Posted by: duh on April 12, 2007 10:49 AM
5. medically and scientifically accurate, age-appropriate, appropriate for students regardless of gender, race, disability status, or sexual orientation

That means kids get to learn the ins and outs (pun intended) of gay sex and the merits of a 'reach around'. Fabulous.

Posted by: Palouse on April 12, 2007 10:59 AM
6. Palouse,

Don't leave out the animal lovers. Take the kids on a field trip to Enumclaw so they can learn about safe sex with horses. Also show all kids the movie Zoo.

Hey folks, don't scoff. It's for the kids!

Posted by: teacher's pet on April 12, 2007 11:09 AM
7. Another great example of feature-creep and government bloat. Remember back when school was simple? You learned how to read, write and do math. Now that government schools are getting it to the business of trying to solve every problem, account for every inequity, and cater to every academic level, they are failing miserably.

A sure fire path to failure is to make things much more complex than they need to be.

The record is there for all to see. WA students are worse off then their peers in other states, and at a much higher cost to the taxpayer. It's a bad product at a high price. Throw the bums out.

Posted by: Jeff B. on April 12, 2007 11:22 AM
8. Washington state can't teach the three R's, but when it comes to SEX-ED their on top of it! (pun)

It's no wonder Boeing is forced to go overseas to find it's engineers.

Shame-shame.

Posted by: Army Medic/Vet on April 12, 2007 11:33 AM
9. Does this mean that teachers will perform exhibitions of various sexual techniques for 1st graders?
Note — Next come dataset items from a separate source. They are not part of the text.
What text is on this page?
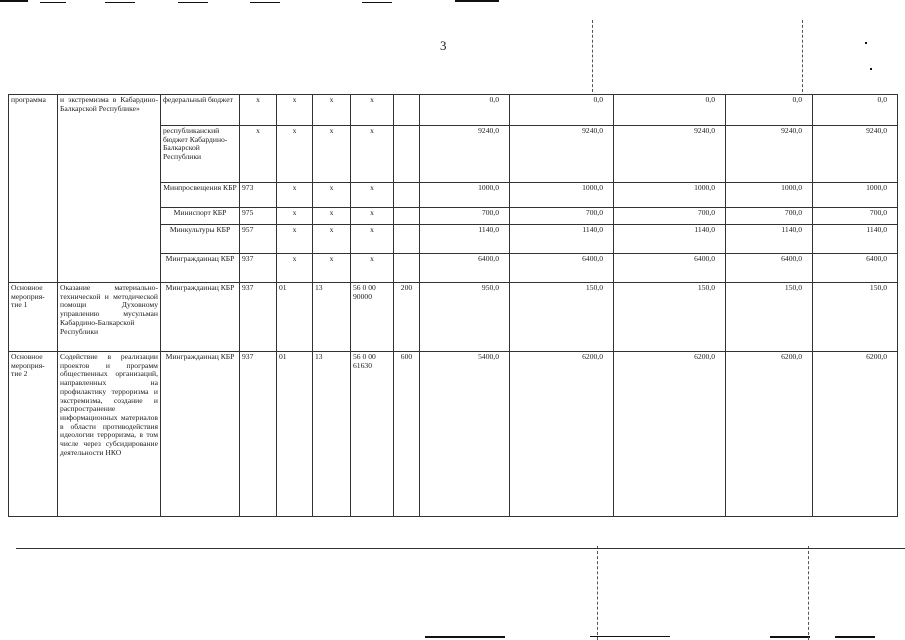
3
программа	и экстремизма в Кабардино-Балкарской Республике»	федеральный бюджет	х	х	х	х		0,0	0,0	0,0	0,0	0,0
		республиканский бюджет Кабардино-Балкарской Республики	х	х	х	х		9240,0	9240,0	9240,0	9240,0	9240,0
		Минпросвещения КБР	973	х	х	х		1000,0	1000,0	1000,0	1000,0	1000,0
		Миниспорт КБР	975	х	х	х		700,0	700,0	700,0	700,0	700,0
		Минкультуры КБР	957	х	х	х		1140,0	1140,0	1140,0	1140,0	1140,0
		Минграждаинац КБР	937	х	х	х		6400,0	6400,0	6400,0	6400,0	6400,0
Основное мероприя-тие 1	Оказание материально-технической и методической помощи Духовному управлению мусульман Кабардино-Балкарской Республики	Минграждаинац КБР	937	01	13	56 0 00 90000	200	950,0	150,0	150,0	150,0	150,0
Основное мероприя-тие 2	Содействие в реализации проектов и программ общественных организаций, направленных на профилактику терроризма и экстремизма, создание и распространение информационных материалов в области противодействия идеологии терроризма, в том числе через субсидирование деятельности НКО	Минграждаинац КБР	937	01	13	56 0 00 61630	600	5400,0	6200,0	6200,0	6200,0	6200,0
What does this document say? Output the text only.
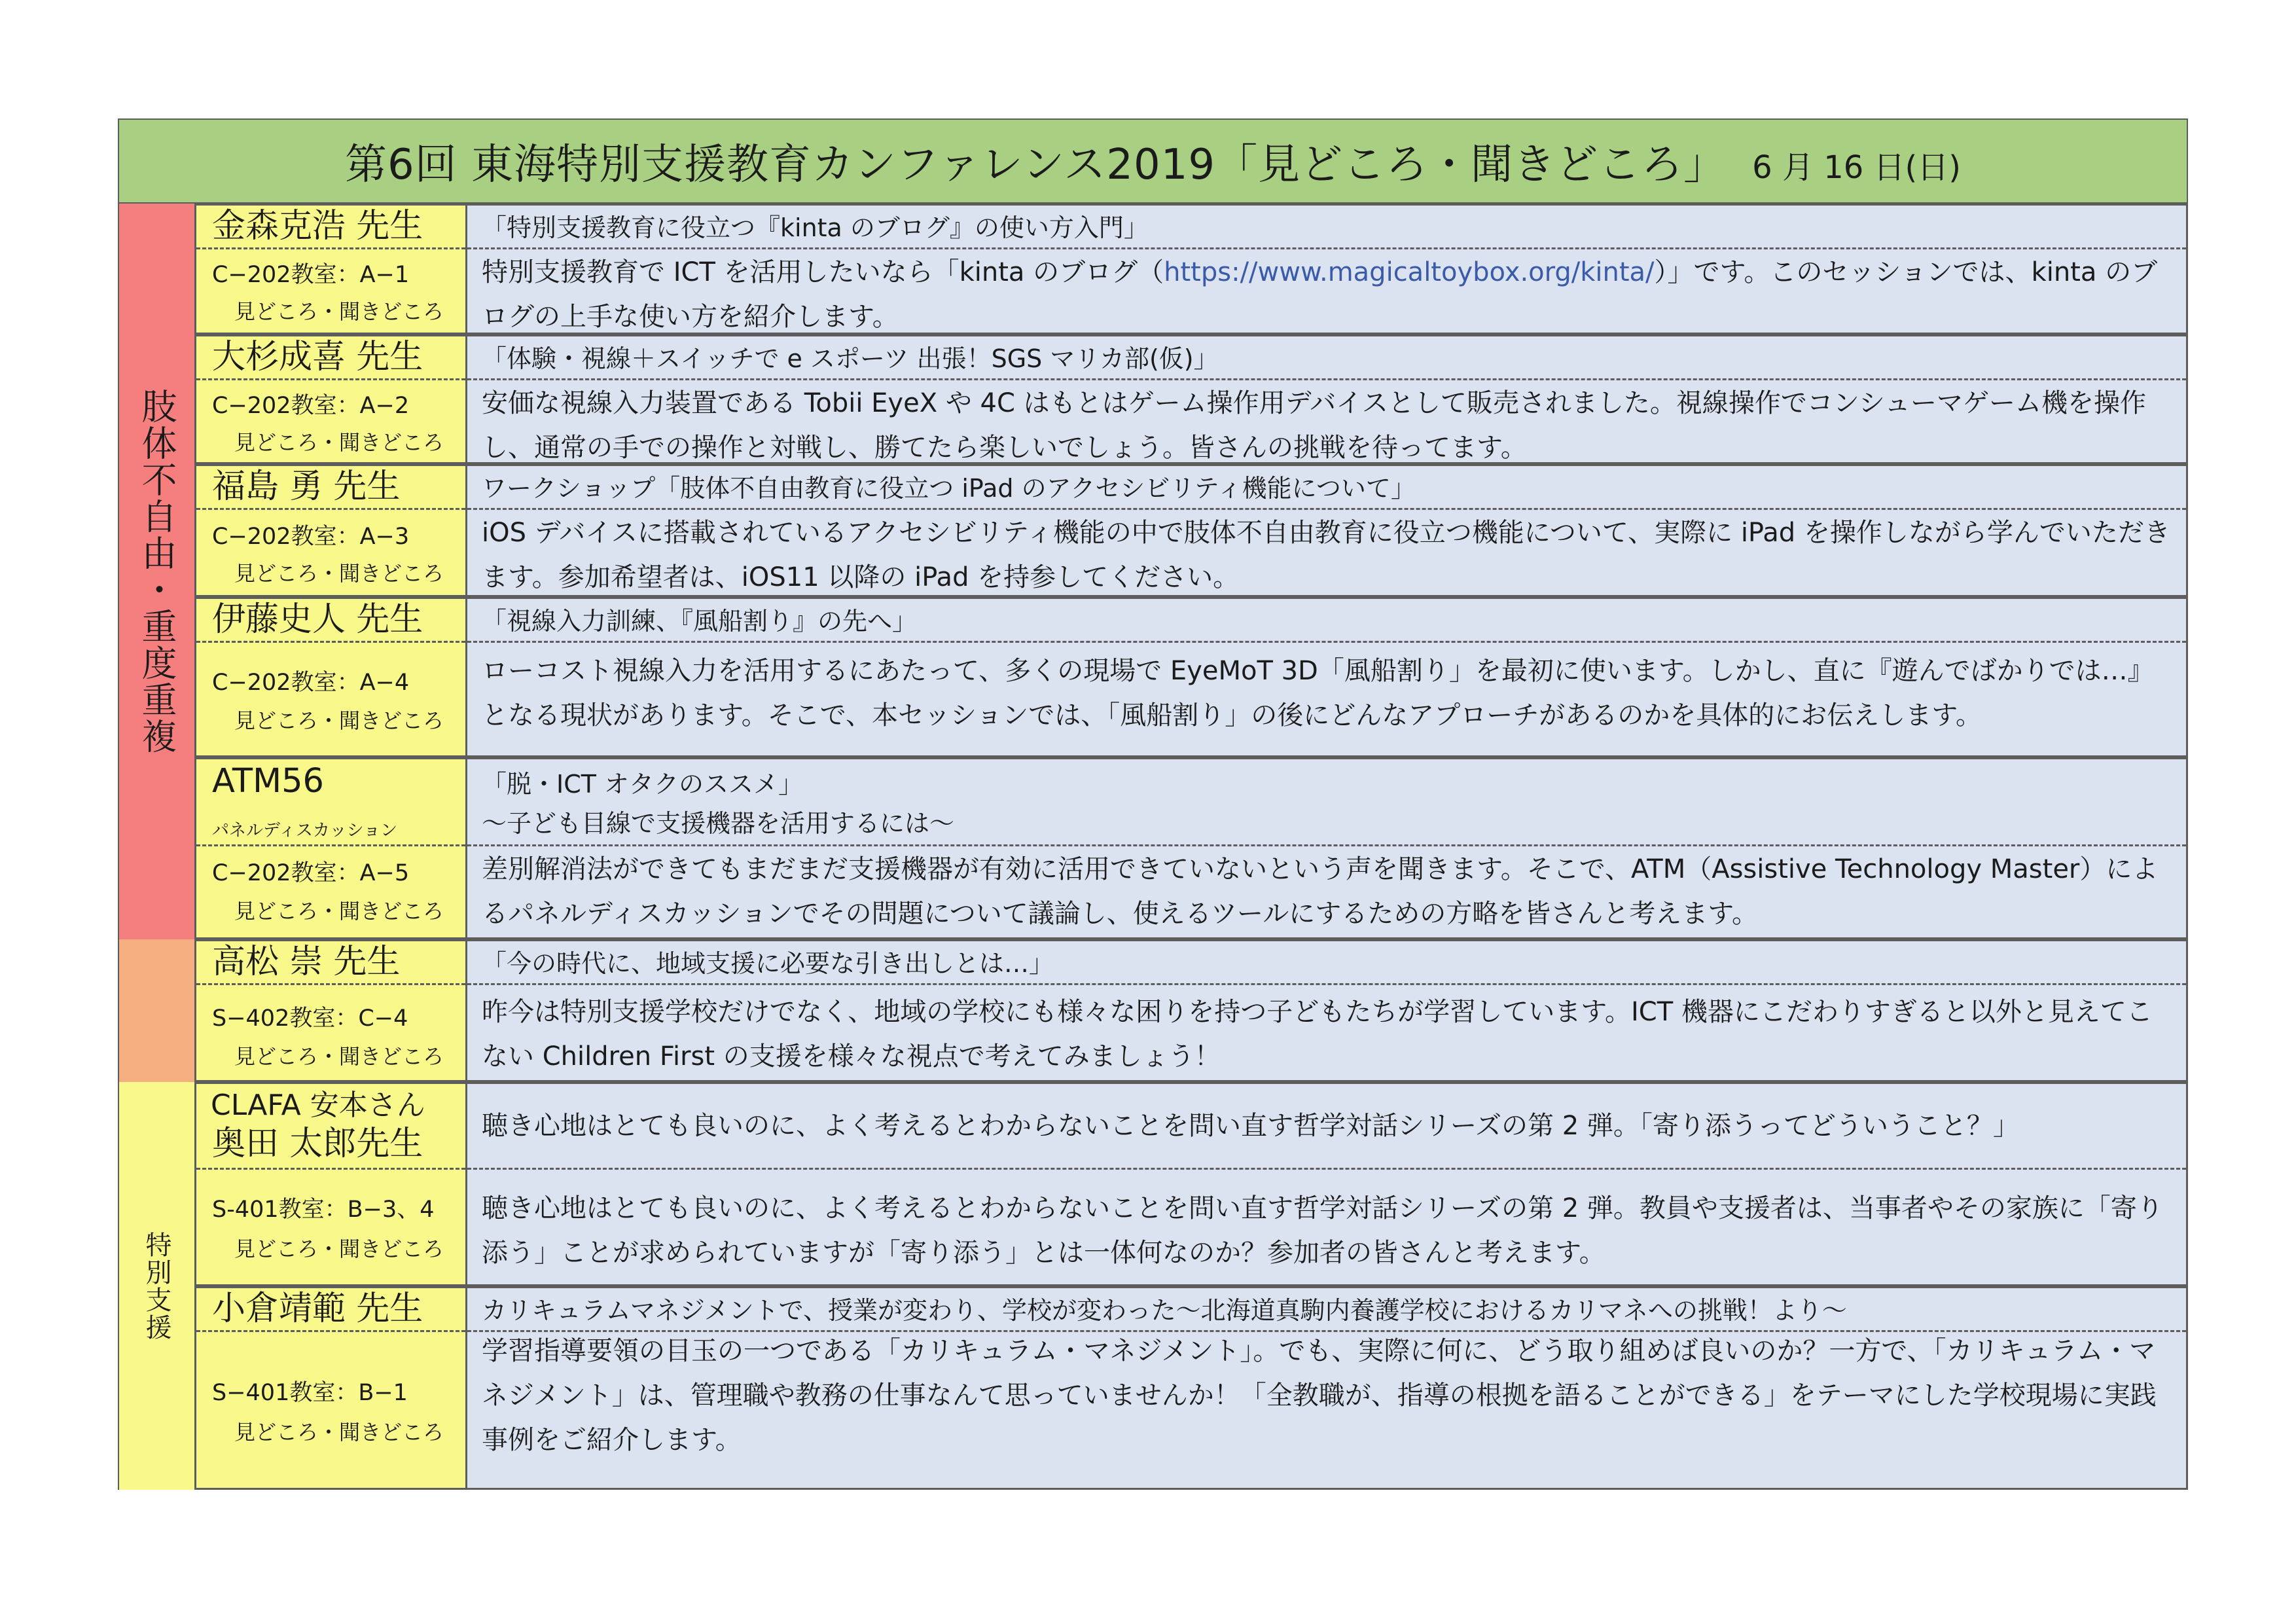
第6回 東海特別支援教育カンファレンス2019「見どころ・聞きどころ」 6 月 16 日(日)
肢体不自由・重度重複
特別支援
金森克浩 先生
C−202教室：A−1
見どころ・聞きどころ
「特別支援教育に役立つ『kinta のブログ』の使い方入門」
特別支援教育で ICT を活用したいなら「kinta のブログ（https://www.magicaltoybox.org/kinta/）」です。このセッションでは、kinta のブログの上手な使い方を紹介します。
大杉成喜 先生
C−202教室：A−2
見どころ・聞きどころ
「体験・視線＋スイッチで e スポーツ 出張！SGS マリカ部(仮)」
安価な視線入力装置である Tobii EyeX や 4C はもとはゲーム操作用デバイスとして販売されました。視線操作でコンシューマゲーム機を操作し、通常の手での操作と対戦し、勝てたら楽しいでしょう。皆さんの挑戦を待ってます。
福島 勇 先生
C−202教室：A−3
見どころ・聞きどころ
ワークショップ「肢体不自由教育に役立つ iPad のアクセシビリティ機能について」
iOS デバイスに搭載されているアクセシビリティ機能の中で肢体不自由教育に役立つ機能について、実際に iPad を操作しながら学んでいただきます。参加希望者は、iOS11 以降の iPad を持参してください。
伊藤史人 先生
C−202教室：A−4
見どころ・聞きどころ
「視線入力訓練、『風船割り』の先へ」
ローコスト視線入力を活用するにあたって、多くの現場で EyeMoT 3D「風船割り」を最初に使います。しかし、直に『遊んでばかりでは…』となる現状があります。そこで、本セッションでは、「風船割り」の後にどんなアプローチがあるのかを具体的にお伝えします。
ATM56
パネルディスカッション
C−202教室：A−5
見どころ・聞きどころ
「脱・ICT オタクのススメ」
〜子ども目線で支援機器を活用するには〜
差別解消法ができてもまだまだ支援機器が有効に活用できていないという声を聞きます。そこで、ATM（Assistive Technology Master）によるパネルディスカッションでその問題について議論し、使えるツールにするための方略を皆さんと考えます。
高松 崇 先生
S−402教室：C−4
見どころ・聞きどころ
「今の時代に、地域支援に必要な引き出しとは…」
昨今は特別支援学校だけでなく、地域の学校にも様々な困りを持つ子どもたちが学習しています。ICT 機器にこだわりすぎると以外と見えてこない Children First の支援を様々な視点で考えてみましょう！
CLAFA 安本さん
奥田 太郎先生
S-401教室：B−3、4
見どころ・聞きどころ
聴き心地はとても良いのに、よく考えるとわからないことを問い直す哲学対話シリーズの第 2 弾。「寄り添うってどういうこと？」
聴き心地はとても良いのに、よく考えるとわからないことを問い直す哲学対話シリーズの第 2 弾。教員や支援者は、当事者やその家族に「寄り添う」ことが求められていますが「寄り添う」とは一体何なのか？参加者の皆さんと考えます。
小倉靖範 先生
S−401教室：B−1
見どころ・聞きどころ
カリキュラムマネジメントで、授業が変わり、学校が変わった〜北海道真駒内養護学校におけるカリマネへの挑戦！より〜
学習指導要領の目玉の一つである「カリキュラム・マネジメント」。でも、実際に何に、どう取り組めば良いのか？一方で、「カリキュラム・マネジメント」は、管理職や教務の仕事なんて思っていませんか！「全教職が、指導の根拠を語ることができる」をテーマにした学校現場に実践事例をご紹介します。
Probably,

Posted by: Paddy on April 12, 2007 11:43 AM
10. Ya gotta love it.

Our children "graduate" to the point they need remedial classes in reading, writing and math so they can go to college...

They can't read, but they'll know everything there is to know about condoms.The Democrats spent more time debating medically accurate sex ed than they spent on the operating budget, capital budget and the transportation budget combined.No wonder we're looking at a $1.5 billion near term deficit; no wonder there are hundreds of millions wasted on pork projects; no wonder they lacked the guts to make a decision on the viaduct. Posted by: Hinton on April 12, 2007 01:24 PM
11. The way this legislature is going, only teachers and homosexual deviants will be left to vote democrat.